How does hashcat figure out the SHA CRYPT ROUNDS on a Linux password
A part of my /etc/login.defs file looks like this:
ENCRYPT_METHOD SHA512
# Define the number of SHA rounds.
# If not specified, the libc will choose the default number of rounds (5000).
# The values must be inside the 1000-999999999 range.
# If only one of the MIN or MAX values is set, then this value will be used.
# If MIN > MAX, the highest value will be used.
#
# SHA_CRYPT_MIN_ROUNDS 5000
SHA_CRYPT_MAX_ROUNDS 6000
From what I understand of this, is that the password will go through 6000 rounds of hash.
Now, when I used a tool like hashcat how do I tell it that the hash has gone through 'x' number of rounds.
I am able to use hashcat like so: hashcat -m 1800 -a 0 -o found.txt hash.txt rockyou.txt and it is still able to find it. Is it able to figure out the number of rounds by itself?
Edit: I just found out that the Linux box wasn't actually using 6000 rounds of hash, although I thought I had configured it to use 6000 rounds.
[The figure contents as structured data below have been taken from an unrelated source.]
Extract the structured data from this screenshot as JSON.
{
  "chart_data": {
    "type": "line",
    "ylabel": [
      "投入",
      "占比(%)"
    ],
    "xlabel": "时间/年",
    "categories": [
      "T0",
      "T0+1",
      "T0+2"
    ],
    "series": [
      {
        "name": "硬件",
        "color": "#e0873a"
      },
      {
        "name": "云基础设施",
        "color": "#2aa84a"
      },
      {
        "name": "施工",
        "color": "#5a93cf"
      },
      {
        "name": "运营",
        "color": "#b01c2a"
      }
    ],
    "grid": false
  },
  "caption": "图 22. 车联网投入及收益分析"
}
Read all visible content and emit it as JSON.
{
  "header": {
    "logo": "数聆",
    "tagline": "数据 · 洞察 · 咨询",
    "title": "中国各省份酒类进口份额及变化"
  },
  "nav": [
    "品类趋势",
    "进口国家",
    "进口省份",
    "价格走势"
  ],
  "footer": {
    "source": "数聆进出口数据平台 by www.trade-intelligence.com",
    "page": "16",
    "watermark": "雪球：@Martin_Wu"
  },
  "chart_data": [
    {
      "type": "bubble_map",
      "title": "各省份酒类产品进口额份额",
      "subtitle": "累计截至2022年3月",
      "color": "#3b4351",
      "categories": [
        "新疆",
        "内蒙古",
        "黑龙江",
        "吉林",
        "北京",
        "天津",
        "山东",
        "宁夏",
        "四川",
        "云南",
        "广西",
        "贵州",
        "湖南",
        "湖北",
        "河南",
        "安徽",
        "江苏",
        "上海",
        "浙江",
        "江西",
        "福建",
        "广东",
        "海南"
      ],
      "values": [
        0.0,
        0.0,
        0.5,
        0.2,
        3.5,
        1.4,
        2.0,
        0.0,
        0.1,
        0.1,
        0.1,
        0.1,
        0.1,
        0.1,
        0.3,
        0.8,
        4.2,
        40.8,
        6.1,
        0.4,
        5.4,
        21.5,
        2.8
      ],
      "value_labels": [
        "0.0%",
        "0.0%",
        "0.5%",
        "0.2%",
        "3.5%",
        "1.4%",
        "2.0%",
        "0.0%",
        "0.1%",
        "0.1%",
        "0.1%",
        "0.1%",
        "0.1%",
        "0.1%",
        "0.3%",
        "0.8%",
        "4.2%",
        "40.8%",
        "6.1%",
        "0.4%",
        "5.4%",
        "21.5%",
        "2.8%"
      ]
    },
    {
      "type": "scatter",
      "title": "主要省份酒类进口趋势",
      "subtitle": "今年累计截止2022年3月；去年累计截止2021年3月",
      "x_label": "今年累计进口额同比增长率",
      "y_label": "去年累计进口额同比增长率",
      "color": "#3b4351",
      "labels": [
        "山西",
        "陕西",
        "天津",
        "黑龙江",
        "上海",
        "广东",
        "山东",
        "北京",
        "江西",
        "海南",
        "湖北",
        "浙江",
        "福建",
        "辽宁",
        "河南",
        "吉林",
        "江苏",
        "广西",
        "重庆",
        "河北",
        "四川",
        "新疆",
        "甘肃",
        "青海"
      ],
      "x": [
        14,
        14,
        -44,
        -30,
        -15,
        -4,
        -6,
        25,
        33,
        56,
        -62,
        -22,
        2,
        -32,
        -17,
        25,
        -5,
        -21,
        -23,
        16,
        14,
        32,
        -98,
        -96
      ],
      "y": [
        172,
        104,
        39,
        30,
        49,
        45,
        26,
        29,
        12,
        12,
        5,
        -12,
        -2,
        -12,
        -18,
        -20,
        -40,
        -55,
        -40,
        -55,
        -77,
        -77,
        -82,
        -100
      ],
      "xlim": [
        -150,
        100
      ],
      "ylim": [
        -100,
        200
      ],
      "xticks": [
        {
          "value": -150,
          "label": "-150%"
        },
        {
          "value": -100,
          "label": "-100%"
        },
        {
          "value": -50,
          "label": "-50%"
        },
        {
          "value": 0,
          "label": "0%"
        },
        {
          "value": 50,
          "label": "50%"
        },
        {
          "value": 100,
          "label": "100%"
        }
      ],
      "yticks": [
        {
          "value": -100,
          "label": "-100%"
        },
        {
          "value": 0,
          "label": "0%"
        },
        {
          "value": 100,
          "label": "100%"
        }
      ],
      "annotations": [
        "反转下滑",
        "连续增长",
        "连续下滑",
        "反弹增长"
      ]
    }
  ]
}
Instead it was just 5000.
With some Python code, I was able to replicate the "SHA512" password encryption in Linux:
from passlib.hash import sha512_crypt
sha512_crypt.encrypt("testing123",rounds=6000,salt="6EGwX1iP")
The resulting hash is $6$rounds=6000$6EGwX1iP$oMerxGPimb/4ZXcI0Vbt87sNfw07eh7VPzcQwHOls8t3hLYGLQR0KjncrpyAjLTfPC3Fj7jhFoZKeuPRfTbJa/
This string of course has the number of rounds which can be passed to hashcat.